Le miracle: Japon - Afrique du Sud (34-32), en 2015
C'est une équipe japonaise sur une série de 18 matches sans victoires en Coupe du monde qui se présente face à l'Afrique du Sud ce 19 septembre 2015. Le scénario semble écrit d'avance, et personne ne voit les hommes d'Eddie Jones l'emporter. C'est pourtant ce qu'ils réussissent à faire au terme d'une partie qui sera appelée plus tard le « miracle de Brighton ». Complètement transfigurés et portés par Ayumu Goromaru (24 points), les Japonais ajoutent la manière à l'exploit en l'emportant sur un essai inscrit dans les arrêts de jeu par Karne Hesketh. Preuve que leur rugby a pris une nouvelle dimension, cet exploit est confirmé quelques jours plus tard par deux victoires face aux Samoa (26-5) et aux États-Unis (28-18).

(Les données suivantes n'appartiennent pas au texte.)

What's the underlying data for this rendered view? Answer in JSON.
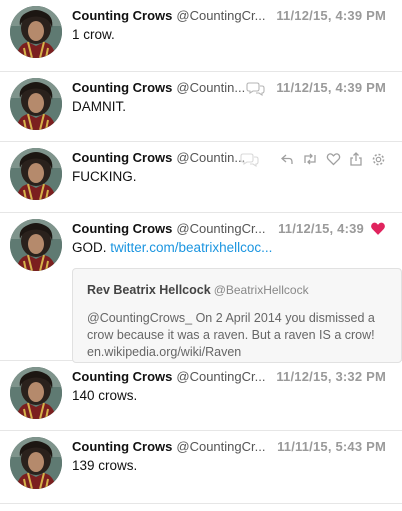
{
  "tweets": [
    {
      "name": "Counting Crows",
      "handle": "@CountingCr...",
      "time": "11/12/15, 4:39 PM",
      "text": "1 crow."
    },
    {
      "name": "Counting Crows",
      "handle": "@Countin...",
      "time": "11/12/15, 4:39 PM",
      "text": "DAMNIT."
    },
    {
      "name": "Counting Crows",
      "handle": "@Countin...",
      "time": "",
      "text": "FUCKING."
    },
    {
      "name": "Counting Crows",
      "handle": "@CountingCr...",
      "time": "11/12/15, 4:39",
      "text": "GOD.",
      "link": "twitter.com/beatrixhellcoc...",
      "quote": {
        "name": "Rev Beatrix Hellcock",
        "handle": "@BeatrixHellcock",
        "line1": "@CountingCrows_ On 2 April 2014 you dismissed a",
        "line2": "crow because it was a raven. But a raven IS a crow!",
        "line3": "en.wikipedia.org/wiki/Raven"
      }
    },
    {
      "name": "Counting Crows",
      "handle": "@CountingCr...",
      "time": "11/12/15, 3:32 PM",
      "text": "140 crows."
    },
    {
      "name": "Counting Crows",
      "handle": "@CountingCr...",
      "time": "11/11/15, 5:43 PM",
      "text": "139 crows."
    }
  ],
  "colors": {
    "link": "#1b95e0",
    "liked_heart": "#e0245e",
    "timestamp": "#9a9a9a",
    "action_icon": "#b5b5b5"
  },
  "icons": {
    "reply": "reply-icon",
    "retweet": "retweet-icon",
    "like": "heart-icon",
    "share": "share-icon",
    "settings": "gear-icon",
    "comment": "speech-bubble-icon"
  }
}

The greatest upset in rugby history? 🤯 | South Africa v Japan | Final Minutes | Rugby World Cup 2015
La confirmation: Japon - Irlande (19-12), en 2019
Quatre ans après le « miracle de Brighton », difficile de dire où en sont les Japonais alors qu'ils s'apprêtent à accueillir pour la première fois le Mondial sur leur sol. Face à l'Irlande, ils vont donner la meilleure des réponses possibles, l'emportant sans contestation possible 19 à 12 grâce notamment à un essai de Kenki Fukuoka en deuxième période. Grâce à ce succès, les Brave Blossoms s'ouvrent une voie royale vers les quarts de finale du Mondial. Ce serait la première fois de l'histoire du rugby japonais que cela arriverait.
Les "Brave Blossoms": Une identité forte
À en croire les emblèmes de nations de l'ovalie, on pourrait penser que le rugby est avant tout une histoire de fleurs. Entre la fougère pour les All Blacks, le chardon pour les Écossais, et le trèfle pour l'Irlande, les Japonais sont eux, connus pour être les « Brave Blossoms », les fleurs courageuses. Pour connaître les origines de ce surnom, il faut remonter le temps et atterrir lors de la Coupe du monde 2003 en Australie.
Si les plus jeunes ne se rappellent que du drop de Jonny Wilkinson en finale, d'autres se remémoreront le match entre l'Écosse et le Japon disputé le 12 octobre à Townsville. Battus 32-11 par les Écossais, les Nippons ont livré une bataille incroyable pendant toute la partie. Malgré les petits 17 % de possession, les coéquipiers de Daisuke Ohata ont ce jour-là, conquis le public.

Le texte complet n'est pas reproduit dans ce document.